We’ve exited the Holiday Season in the US. Thanksgiving, Hanukah, Kwanzaa, Christmas, the New Year are all past, we are anxiously setting goals for the New Year. We’ve probably overindulged, we have the guilt feelings and decide to go back to the gym, maybe hire a personal trainer.
Imagine walking into the gym, looking for a personal trainer. There are two to select from. One’s morbidly obese. He’s planted in a chair–possibly two, he struggles to stand, huffs and puffs to walk you around the gym, can’t demonstrate any of the exercises you should be doing. He starts wheezing, cuts the tour short, you go back to his desk. As he wipes the sweat off his brow, catches his breath, he asks you, “What are your fitness goals, how can I help you, when do you want to start?”
The other one is reasonably fit—not musclebound or a former Olympian, just in reasonably good shape. She walks you around the gym, demonstrates a few exercises that might be helpful, talks about diet, hydration, sleep. Perhaps she gives you the opportunity to try a few things, offering helpful advice about improving your form. Like the other trainer, you go back to her desk, she asks, “What are your fitness goals, how can I help you, when do you want to start?”
Who are you going to choose?
My money is on 99.99% of you selecting the second trainer. Why? Because she’s setting a great example of what you might achieve. She might inspire you to train more seriously, to become much better, and to achieve your goals.
Hold onto that mental picture, let me shift you to my inbox—probably yours as well.
Every morning, it’s filled with dozens of emails from vendors of sales and marketing automation tools or services. They are from respectable, sometimes enormous companies. But they all fit exactly the same pattern.
I’ve randomly chosen one from this morning as an example:
“Hello Dave, In less than 3 minutes (link deleted), transform the way you think about sales learning.
[Video Link Deleted] (yes, the video is a meaningless, “we are the greatest, you need to buy our product.”)
Best Regards, Ashley”
At least it was short, most drone on and on for several paragraphs of drivel! But it’s totally meaningless to me. It doesn’t address challenges we might face, how they might help, why I might want to care. It’s just “see my product, buy my product.”
I get dozens of these from vendors of marketing and sales automation tools every day. Most aren’t personalized, or personalized incorrectly, at least 90% are mis-targeting me, they don’t understand who I am or what my company does, or what we are concerned about. Most focus on inflicting descriptions of their products on me. And of course, I know I will get at least 8 of these emails, usually with (Re: Re: Re: Re;) in the subject line, reminding me of the previous email and asking me to invest my time in letting them tell me about their product.

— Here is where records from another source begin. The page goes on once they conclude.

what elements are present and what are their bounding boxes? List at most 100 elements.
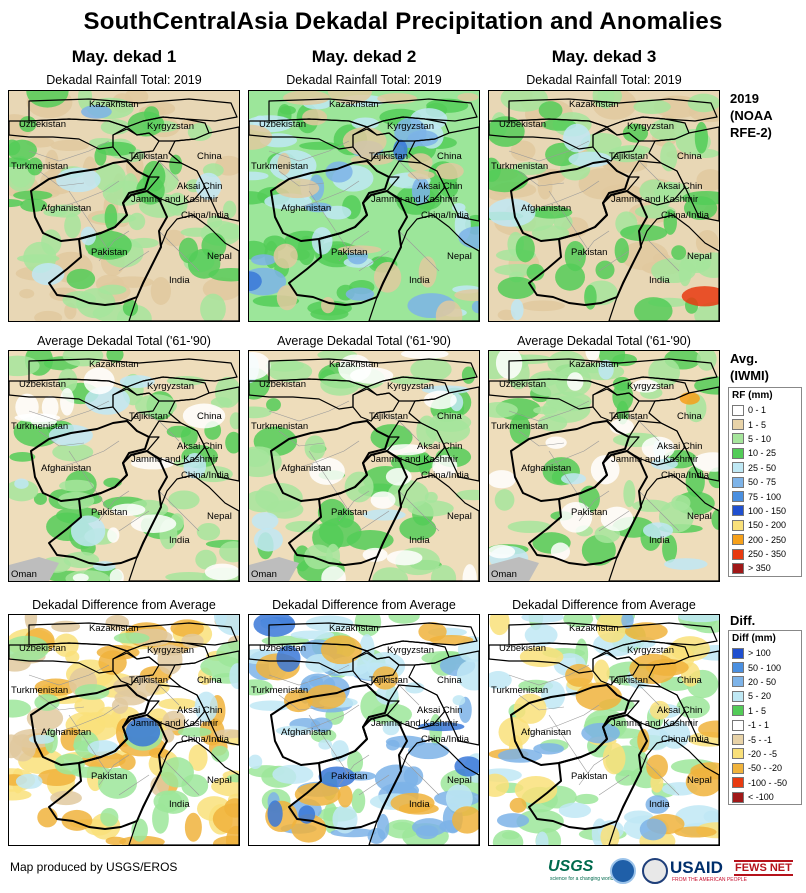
country-label: Turkmenistan [11, 421, 68, 432]
border-uzbekistan [9, 378, 128, 410]
country-label: Nepal [687, 251, 712, 262]
province-line [338, 754, 370, 786]
border-uzbekistan [249, 642, 368, 674]
precipitation-patch [170, 619, 204, 638]
country-label: Afghanistan [281, 727, 331, 738]
precipitation-patch [382, 721, 400, 736]
precipitation-patch [249, 171, 269, 181]
precipitation-patch [87, 247, 128, 258]
precipitation-patch [72, 573, 89, 581]
precipitation-patch [650, 196, 670, 209]
map-canvas: Kazakhstan Uzbekistan Kyrgyzstan Turkmenist… [489, 615, 719, 845]
map-title: Average Dekadal Total ('61-'90) [517, 334, 691, 348]
province-line [268, 140, 350, 162]
precipitation-patch [152, 803, 169, 834]
border-uzbekistan [489, 642, 608, 674]
precipitation-patch [250, 254, 277, 266]
country-label: Jammu and Kashmir [371, 454, 458, 465]
legend-title: RF (mm) [732, 390, 773, 401]
average-map-dekad-3: Kazakhstan Uzbekistan Kyrgyzstan Turkmenist… [488, 350, 720, 582]
precipitation-patch [344, 471, 374, 503]
precipitation-patch [400, 351, 449, 359]
precipitation-patch [283, 91, 330, 105]
legend-item: 1 - 5 [729, 417, 801, 431]
country-label: India [649, 799, 670, 810]
border-afghanistan [30, 684, 150, 766]
country-label: Pakistan [571, 507, 607, 518]
legend-item: -50 - -20 [729, 761, 801, 775]
province-line [28, 664, 110, 686]
precipitation-patch [452, 695, 466, 706]
legend-swatch [732, 462, 744, 474]
border-china [168, 650, 239, 746]
precipitation-patch [9, 139, 37, 161]
precipitation-patch [537, 173, 553, 200]
precipitation-patch [304, 544, 333, 570]
province-line [578, 230, 610, 262]
legend-label: 250 - 350 [748, 549, 787, 560]
map-title: Dekadal Rainfall Total: 2019 [526, 73, 682, 87]
row-label-rainfall: 2019 (NOAA RFE-2) [730, 91, 773, 140]
precipitation-patch [93, 561, 116, 572]
country-label: Jammu and Kashmir [131, 194, 218, 205]
precipitation-patch [642, 522, 674, 539]
precipitation-patch [471, 300, 479, 314]
precipitation-patch [267, 800, 283, 827]
difference-map-dekad-3: Kazakhstan Uzbekistan Kyrgyzstan Turkmenist… [488, 614, 720, 846]
country-label: India [169, 275, 190, 286]
country-label: Kyrgyzstan [387, 121, 434, 132]
legend-item: 1 - 5 [729, 704, 801, 718]
precipitation-patch [641, 436, 675, 460]
country-label: Jammu and Kashmir [611, 454, 698, 465]
precipitation-patch [285, 520, 321, 533]
country-label: Turkmenistan [251, 161, 308, 172]
country-label: Uzbekistan [499, 119, 546, 130]
precipitation-patch [9, 734, 36, 762]
precipitation-patch [623, 480, 636, 508]
border-china [408, 386, 479, 482]
legend-label: > 100 [748, 648, 771, 659]
province-line [48, 704, 120, 736]
difference-map-dekad-2: Kazakhstan Uzbekistan Kyrgyzstan Turkmenist… [248, 614, 480, 846]
province-line [358, 774, 390, 796]
legend-title: Diff (mm) [732, 633, 776, 644]
border-india_west [608, 738, 719, 845]
precipitation-patch [327, 91, 373, 105]
precipitation-patch [229, 412, 239, 430]
legend-label: 5 - 10 [748, 433, 772, 444]
country-label: Tajikistan [369, 151, 408, 162]
country-label: Turkmenistan [251, 685, 308, 696]
legend-label: 200 - 250 [748, 534, 787, 545]
legend-swatch [732, 647, 744, 659]
legend-swatch [732, 491, 744, 503]
legend-swatch [732, 690, 744, 702]
precipitation-patch [687, 93, 719, 113]
precipitation-patch [37, 807, 58, 828]
border-china [408, 126, 479, 222]
precipitation-patch [294, 782, 341, 806]
precipitation-patch [104, 203, 118, 231]
country-label: Kyrgyzstan [387, 645, 434, 656]
legend-item: 5 - 20 [729, 689, 801, 703]
country-label: India [649, 535, 670, 546]
province-line [338, 490, 370, 522]
precipitation-patch [65, 650, 80, 664]
country-label: Kyrgyzstan [147, 381, 194, 392]
precipitation-patch [200, 293, 226, 321]
precipitation-patch [593, 659, 610, 686]
country-label: China [197, 411, 223, 422]
precipitation-patch [711, 508, 719, 530]
precipitation-patch [337, 245, 382, 254]
province-line [68, 714, 110, 776]
province-line [398, 230, 440, 272]
precipitation-patch [489, 116, 525, 147]
precipitation-patch [310, 728, 337, 743]
country-label: Turkmenistan [11, 161, 68, 172]
precipitation-patch [50, 790, 82, 806]
precipitation-patch [310, 307, 349, 321]
precipitation-patch [77, 91, 93, 111]
country-label: India [409, 275, 430, 286]
province-line [578, 754, 610, 786]
border-india_west [608, 474, 719, 581]
precipitation-patch [94, 146, 107, 166]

Many are inevitably followed up by calls from SDRs, all of whom have the singular goal of getting me to accept a demo. They don’t know who I am, what our business is or why we might have a need. They can’t answer most of my questions, they defer them. They just want me to agree to a demo.
As I read these emails, they remind me of the morbidly obese trainer. All of them are the worst possible examples of sales and marketing execution. Most are terrible examples of the use of their own tools.
None of them give me confidence, none of them inspire me by the great examples they set. None of them get me thinking, “Maybe they can help me achieve my goals.”
Instead, they barely manage to cough out the words, “see my product, it’s the greatest, buy my product.”
As I read through these things, I always think, “Is this a great example of marketing and sales excellence?” “Is the way they present, market, and sell themselves, the way they would recommend as outstanding process for us to implement with our customers?”
Every time, the image of this morbidly obese trainer comes to mind. I quickly junk the email (so I can block the 7 that I know will follow), making a mental note to steer as far away as possible (as well as to advice clients to exercise great caution).
If we want to excite people about our marketing and sales automation tools and services, then we should set the highest standard of execution in how we market and sell them. That example and the results produced serve to inspire prospects and customers to think, “Maybe I can achieve the same.”
Which strategy are you executing, are you the morbidly obese trainer, struggling to inspire your customers, are are you the fit trainer, setting a great example of what could be achieved?